Characteristics of a Close Corporation in South Africa?
A close corporation (CC) is a type of business entity that was available in South Africa before the implementation of the Companies Act, 2008. Although the creation of new close corporations has been discontinued since May 2011, existing CCs can continue to operate.
Here are the key characteristics of a close corporation in South Africa:
Limited Liability
Limited liability is one of the most significant features of a close corporation. Members of a CC are not personally liable for the debts and liabilities of the corporation beyond their capital contributions. This means that their personal assets are protected in the event of business failure.
Number of Members
A close corporation can have between 1 to 10 members. These members are essentially the owners of the CC. This limited number allows for a more manageable and intimate business structure, ideal for small to medium-sized enterprises.
Membership
Membership in a close corporation is limited to natural persons. This means that only individuals, not other companies or juristic entities, can be members of a CC. This ensures that the business remains small and closely held.
Legal Personality
A close corporation has a separate legal personality from its members. This means that the CC can own property, enter into contracts, sue, and be sued in its own name. This separation provides a clear distinction between the business entity and its owners.
Simplified Management Structure
Close corporations have a simplified management structure. There is no requirement for a board of directors or formal meetings like in companies. The members collectively manage the business, making decisions through mutual agreement.
Flexibility
The flexibility of a close corporation is one of its appealing characteristics. Members can easily make changes to the ownership structure, such as transferring membership interests. This can be done without the formalities required in a company structure.

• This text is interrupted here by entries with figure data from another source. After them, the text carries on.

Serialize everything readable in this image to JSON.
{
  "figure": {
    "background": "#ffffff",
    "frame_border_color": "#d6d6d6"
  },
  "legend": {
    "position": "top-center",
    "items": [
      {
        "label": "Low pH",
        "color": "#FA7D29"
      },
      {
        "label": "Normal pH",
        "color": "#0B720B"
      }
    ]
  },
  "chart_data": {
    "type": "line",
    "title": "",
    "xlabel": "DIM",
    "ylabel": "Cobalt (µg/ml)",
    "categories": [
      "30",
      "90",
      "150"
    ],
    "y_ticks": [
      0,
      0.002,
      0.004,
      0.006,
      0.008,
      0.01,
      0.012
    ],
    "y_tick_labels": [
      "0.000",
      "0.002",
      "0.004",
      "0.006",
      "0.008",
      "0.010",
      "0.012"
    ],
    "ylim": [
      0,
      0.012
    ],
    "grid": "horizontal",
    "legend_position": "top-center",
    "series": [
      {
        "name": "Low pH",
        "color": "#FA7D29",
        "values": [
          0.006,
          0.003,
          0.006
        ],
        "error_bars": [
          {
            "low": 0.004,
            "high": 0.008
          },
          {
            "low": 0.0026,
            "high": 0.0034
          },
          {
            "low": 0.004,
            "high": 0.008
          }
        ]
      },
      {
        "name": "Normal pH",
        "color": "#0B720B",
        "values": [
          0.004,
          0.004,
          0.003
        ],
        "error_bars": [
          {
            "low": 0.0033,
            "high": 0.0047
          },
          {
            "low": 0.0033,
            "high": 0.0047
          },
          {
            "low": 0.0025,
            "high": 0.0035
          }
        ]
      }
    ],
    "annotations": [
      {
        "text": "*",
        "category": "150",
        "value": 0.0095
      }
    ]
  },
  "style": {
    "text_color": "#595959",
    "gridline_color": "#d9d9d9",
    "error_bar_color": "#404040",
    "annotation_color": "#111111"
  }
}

Financial Statements and Audits
Unlike companies, close corporations are not required to have their financial statements audited, unless specified in the founding statement or if required by a professional or regulatory body. This reduces administrative costs and simplifies compliance.
Founding Statement
A close corporation is formed by filing a founding statement (CK1 form) with the Companies and Intellectual Property Commission (CIPC). This document outlines the basic details of the CC, such as the name, principal business activities, and details of the members.
Continuity and Transfer of Membership
The continuity of a close corporation is not affected by changes in membership. The CC continues to exist even if there are changes in the membership, ensuring stability and longevity of the business. Membership interests can be transferred with the agreement of existing members, providing flexibility in ownership.
Taxation
Close corporations are taxed as separate legal entities. They are subject to corporate tax rates on their profits. Members may also be subject to personal income tax on any distributions they receive from the CC.

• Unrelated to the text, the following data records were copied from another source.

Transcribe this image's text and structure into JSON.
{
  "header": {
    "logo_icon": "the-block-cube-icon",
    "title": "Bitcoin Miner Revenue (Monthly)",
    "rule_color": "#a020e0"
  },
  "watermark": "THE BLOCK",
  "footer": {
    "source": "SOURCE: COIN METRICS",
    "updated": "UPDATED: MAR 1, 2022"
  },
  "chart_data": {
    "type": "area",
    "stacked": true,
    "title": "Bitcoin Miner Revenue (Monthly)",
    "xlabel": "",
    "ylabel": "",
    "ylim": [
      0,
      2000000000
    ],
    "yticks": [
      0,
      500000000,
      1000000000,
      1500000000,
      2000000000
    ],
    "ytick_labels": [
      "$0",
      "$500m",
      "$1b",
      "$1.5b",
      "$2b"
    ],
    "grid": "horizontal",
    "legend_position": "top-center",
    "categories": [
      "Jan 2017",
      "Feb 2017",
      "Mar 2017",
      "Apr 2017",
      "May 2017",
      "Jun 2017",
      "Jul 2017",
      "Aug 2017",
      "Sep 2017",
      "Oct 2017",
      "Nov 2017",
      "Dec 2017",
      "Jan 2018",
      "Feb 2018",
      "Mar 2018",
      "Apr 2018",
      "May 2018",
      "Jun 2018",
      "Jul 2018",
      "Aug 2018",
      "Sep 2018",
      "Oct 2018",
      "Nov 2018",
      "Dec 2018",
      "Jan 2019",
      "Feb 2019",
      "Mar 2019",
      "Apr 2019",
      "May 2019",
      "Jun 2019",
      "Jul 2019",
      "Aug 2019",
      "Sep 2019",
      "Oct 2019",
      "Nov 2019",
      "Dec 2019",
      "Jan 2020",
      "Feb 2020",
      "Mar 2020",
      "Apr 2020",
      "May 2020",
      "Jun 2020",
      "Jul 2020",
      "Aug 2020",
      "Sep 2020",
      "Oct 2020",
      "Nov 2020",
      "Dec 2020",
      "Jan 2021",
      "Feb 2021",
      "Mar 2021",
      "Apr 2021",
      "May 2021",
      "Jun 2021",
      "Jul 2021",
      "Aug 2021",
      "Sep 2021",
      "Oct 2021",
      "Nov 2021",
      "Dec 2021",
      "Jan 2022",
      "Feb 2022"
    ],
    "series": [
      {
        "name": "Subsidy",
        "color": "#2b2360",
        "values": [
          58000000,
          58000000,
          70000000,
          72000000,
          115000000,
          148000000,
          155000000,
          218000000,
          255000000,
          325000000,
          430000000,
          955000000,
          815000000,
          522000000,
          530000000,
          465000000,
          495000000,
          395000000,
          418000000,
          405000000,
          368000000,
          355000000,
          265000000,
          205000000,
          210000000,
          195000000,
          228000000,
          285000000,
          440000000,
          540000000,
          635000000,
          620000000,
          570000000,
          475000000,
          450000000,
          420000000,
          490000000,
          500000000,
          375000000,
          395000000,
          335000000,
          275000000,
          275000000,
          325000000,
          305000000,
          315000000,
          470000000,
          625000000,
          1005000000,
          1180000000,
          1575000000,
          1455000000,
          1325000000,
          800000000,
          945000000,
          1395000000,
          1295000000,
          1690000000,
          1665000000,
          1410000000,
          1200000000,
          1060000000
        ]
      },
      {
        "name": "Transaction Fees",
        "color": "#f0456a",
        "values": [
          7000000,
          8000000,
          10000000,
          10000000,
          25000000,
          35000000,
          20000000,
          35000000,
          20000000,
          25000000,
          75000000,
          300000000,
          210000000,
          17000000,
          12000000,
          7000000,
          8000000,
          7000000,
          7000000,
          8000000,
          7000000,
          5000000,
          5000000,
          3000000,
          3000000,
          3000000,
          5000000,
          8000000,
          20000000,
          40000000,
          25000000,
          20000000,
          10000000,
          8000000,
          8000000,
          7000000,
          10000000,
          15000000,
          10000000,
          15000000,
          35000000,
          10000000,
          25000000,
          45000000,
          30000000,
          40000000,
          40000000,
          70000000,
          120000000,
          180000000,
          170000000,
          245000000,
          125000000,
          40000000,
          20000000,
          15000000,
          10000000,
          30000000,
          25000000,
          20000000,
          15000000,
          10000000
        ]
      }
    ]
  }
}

Key Facts and Real Information
- Discontinued New Registrations: New close corporations cannot be registered after May 2011, but existing ones can continue to operate.

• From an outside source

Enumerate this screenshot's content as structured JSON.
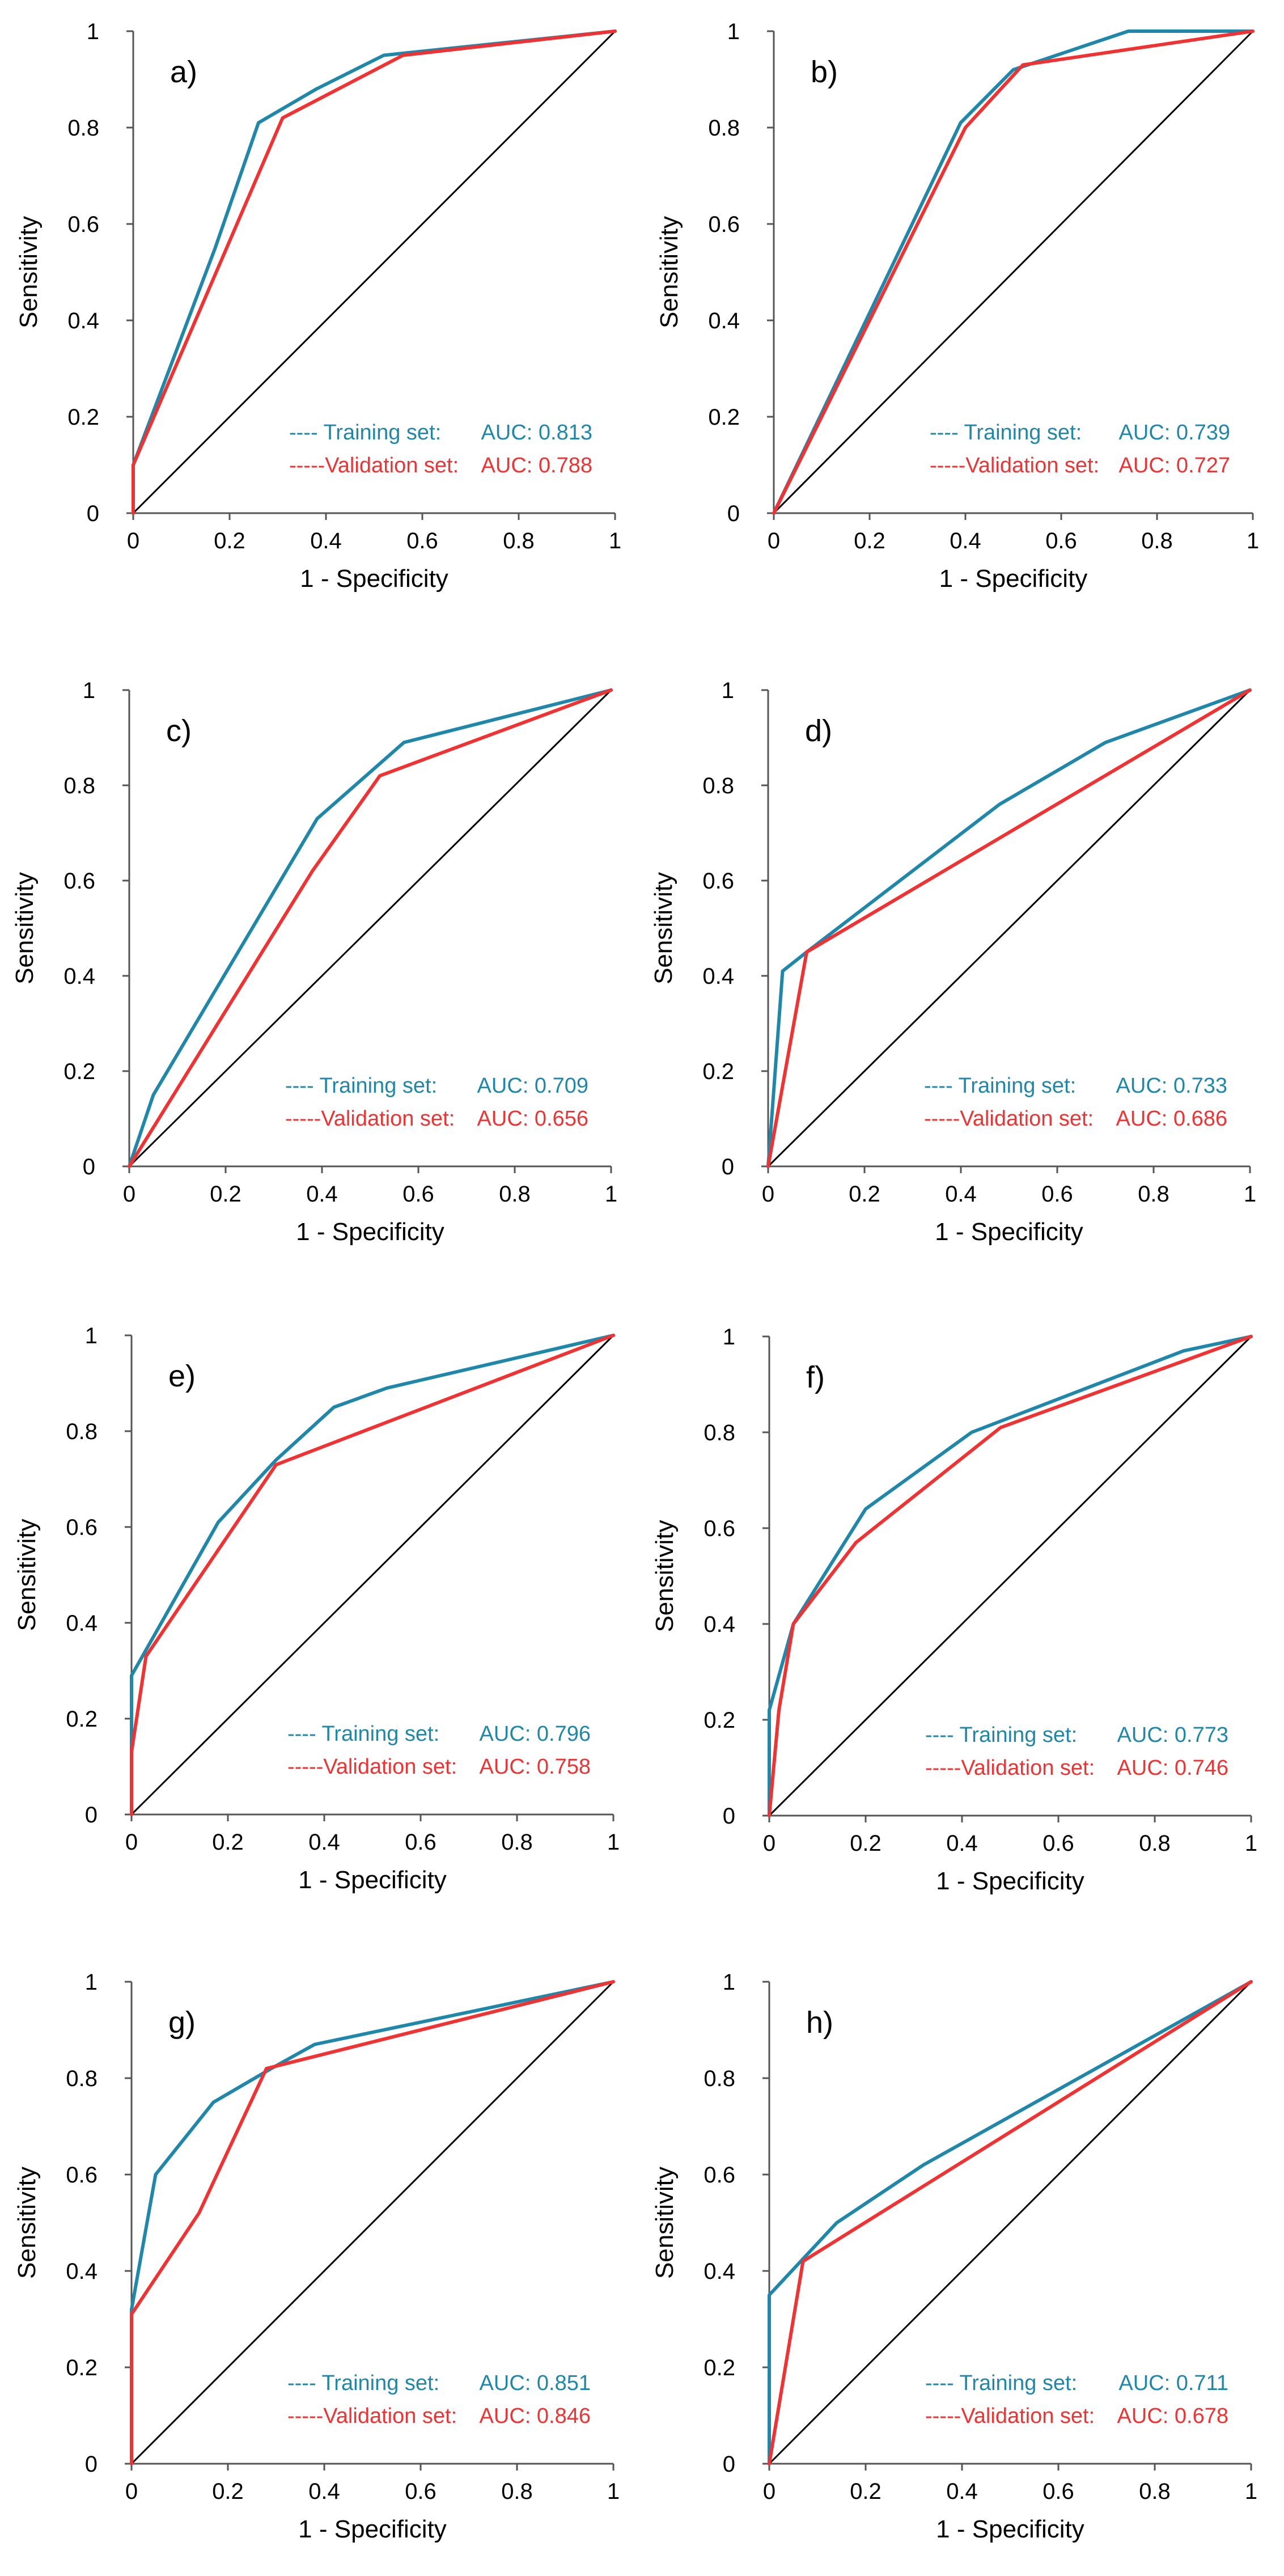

- Limited Liability: Protects members’ personal assets.
- Membership Limit: 1 to 10 natural persons.
- Simplified Compliance: No audit requirement unless specified.
- Separate Legal Entity: Can own property and enter into contracts independently.
Close corporations in South Africa offer a unique blend of limited liability, flexibility, and a simplified management structure. They are particularly well-suited for small to medium-sized enterprises. Despite the discontinuation of new CC registrations, existing close corporations remain an important part of the South African business landscape, providing an accessible and manageable business structure for many entrepreneurs.